All the lights in this room are controlled using Zigbee, I very much like ZigBee, I know the standard is a little loose but i do my research and have had a good experience so far!

The End Goal

Fully automated lighting

The end goal for my setup is fully automated lighting throughout the house. In reality, there are still a few rooms that don’t yet have smart lighting — mainly the bathroom and kitchen.

Living in a 1970s-built home makes this more challenging than it sounds. There’s a complete lack of neutral wires at the switches, a mix of dual light switches, and different fixture types in the same room. In the kitchen, for example, I’m dealing with one fluorescent tube and one standard ceiling-hung light, which makes drop-in smart solutions awkward.

I’ve experimented with a few Zigbee-controlled light switches, but dual-switch setups add another layer of complexity. Physically, I also need to deepen some of the back boxes to fit smart switches properly — something I haven’t prioritised yet, but it’s firmly on the list.

For the bathroom, I’m leaning towards using a dedicated smart controller rather than smart bulbs or switches. I’ve been very impressed with the build quality of some Zigbee LED controllers, and the current front-runner is the MiBoxer single-channel Zigbee controller.

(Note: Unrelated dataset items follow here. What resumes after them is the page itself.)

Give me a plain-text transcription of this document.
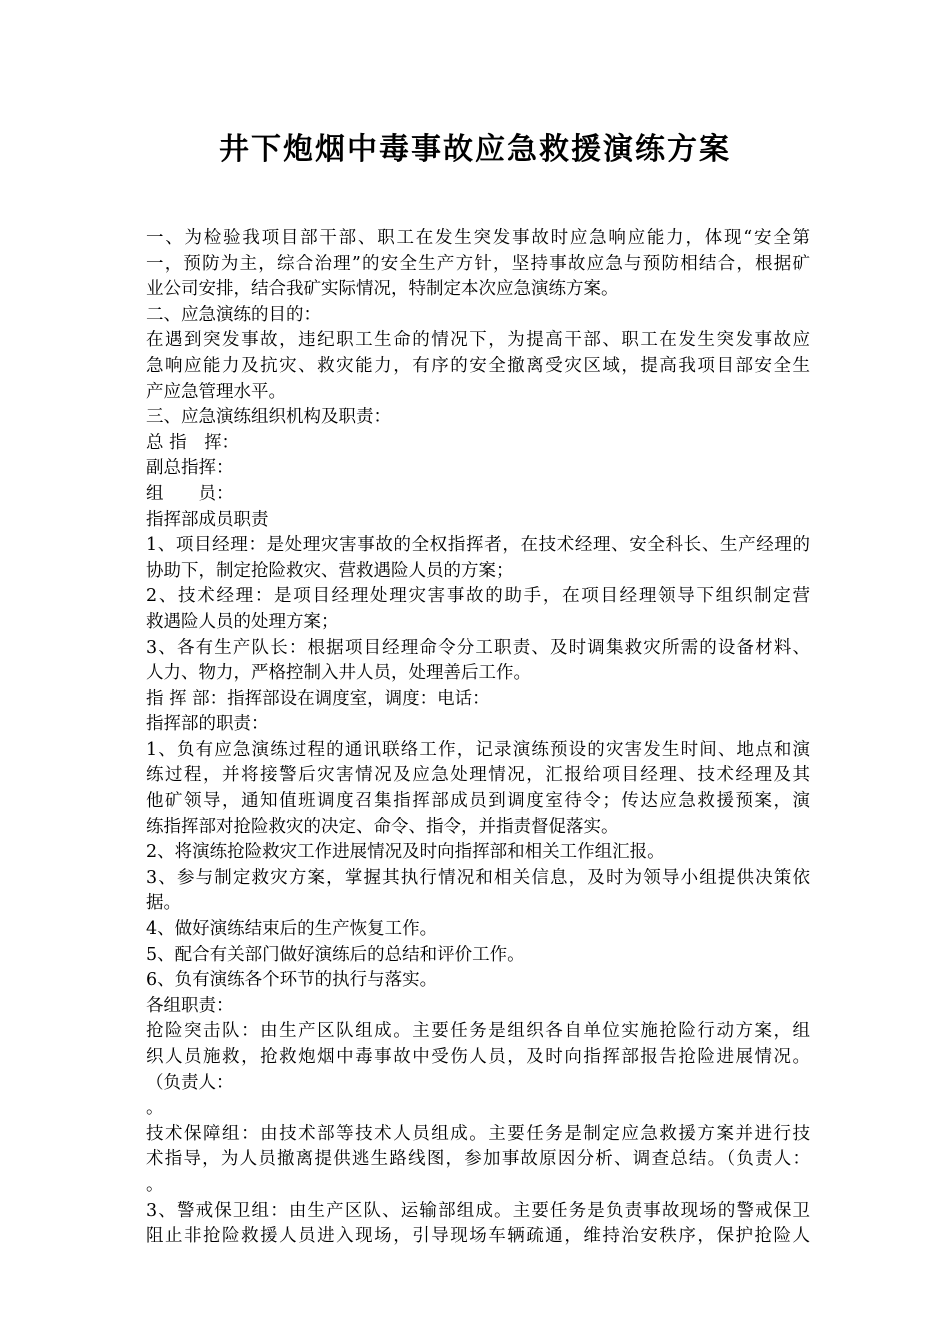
井下炮烟中毒事故应急救援演练方案
一、为检验我项目部干部、职工在发生突发事故时应急响应能力，体现“安全第
一，预防为主，综合治理”的安全生产方针，坚持事故应急与预防相结合，根据矿
业公司安排，结合我矿实际情况，特制定本次应急演练方案。
二、应急演练的目的：
在遇到突发事故，违纪职工生命的情况下，为提高干部、职工在发生突发事故应
急响应能力及抗灾、救灾能力，有序的安全撤离受灾区域，提高我项目部安全生
产应急管理水平。
三、应急演练组织机构及职责：
总 指　挥：
副总指挥：
组　　员：
指挥部成员职责
1、项目经理：是处理灾害事故的全权指挥者，在技术经理、安全科长、生产经理的
协助下，制定抢险救灾、营救遇险人员的方案；
2、技术经理：是项目经理处理灾害事故的助手，在项目经理领导下组织制定营
救遇险人员的处理方案；
3、各有生产队长：根据项目经理命令分工职责、及时调集救灾所需的设备材料、
人力、物力，严格控制入井人员，处理善后工作。
指 挥 部：指挥部设在调度室，调度：电话：
指挥部的职责：
1、负有应急演练过程的通讯联络工作，记录演练预设的灾害发生时间、地点和演
练过程，并将接警后灾害情况及应急处理情况，汇报给项目经理、技术经理及其
他矿领导，通知值班调度召集指挥部成员到调度室待令；传达应急救援预案，演
练指挥部对抢险救灾的决定、命令、指令，并指责督促落实。
2、将演练抢险救灾工作进展情况及时向指挥部和相关工作组汇报。
3、参与制定救灾方案，掌握其执行情况和相关信息，及时为领导小组提供决策依
据。
4、做好演练结束后的生产恢复工作。
5、配合有关部门做好演练后的总结和评价工作。
6、负有演练各个环节的执行与落实。
各组职责：
抢险突击队：由生产区队组成。主要任务是组织各自单位实施抢险行动方案，组
织人员施救，抢救炮烟中毒事故中受伤人员，及时向指挥部报告抢险进展情况。
（负责人：
。
技术保障组：由技术部等技术人员组成。主要任务是制定应急救援方案并进行技
术指导，为人员撤离提供逃生路线图，参加事故原因分析、调查总结。（负责人：
。
3、警戒保卫组：由生产区队、运输部组成。主要任务是负责事故现场的警戒保卫
阻止非抢险救援人员进入现场，引导现场车辆疏通，维持治安秩序，保护抢险人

Although it’s designed for LED tape, my bathroom lighting runs from a 24 V LED panel, so it should integrate cleanly without compromising reliability, however nobody wants to turn on their bathroom light using a phone when your busting for a wee, and well the kids don’t have phones yet so maybe its HPD time?

This approach keeps the lighting local, predictable, and fully controllable from Home Assistant — without fighting the limitations of older wiring.

What broke and how I fixed it.

things always break, its not fun when the lights don’t turn on at 9:00 at night!

Wi-Fi congestion and delayed responses

Early on, I experimented with a lot of Wi-Fi–based lighting devices, specifically TP-Link Tapo lights. On paper they worked fine, but in practice things quickly became messy as the system grew.

What was happening:

  • Delayed light responses
  • Occasional missed commands
  • Devices randomly becoming unavailable

What caused it:

  • Too many always-on Wi-Fi devices
  • ESP-based devices competing with general home network traffic
  • Poor signal quality in certain rooms

How I fixed it:

  • Reducing the number of Wi-Fi lighting devices wherever possible
  • Moving room-based lighting over to Zigbee
  • Keeping Wi-Fi mainly for controllers, not individual lights

Once this change was made, responsiveness improved immediately and reliability increased dramatically.

Overall, Wi-Fi light bulbs are a great product — if you’re using one or two from a phone app. For a whole-house setup, though, they introduce extra dependencies that can become problematic.

In my case, early on I was also running an older consumer router, and as soon as the internet connection dropped (which happened more often than I’d like), lights stopped responding and automations failed. I also ran into issues with the router’s DHCP server, especially when trying to use static IP assignments — something older routers don’t always handle well.

After moving to a UniFi router, and shifting most lighting to Zigbee, the entire system became far more stable. The network now behaves more like a small business setup than a typical home network, and lighting reliability reflects that.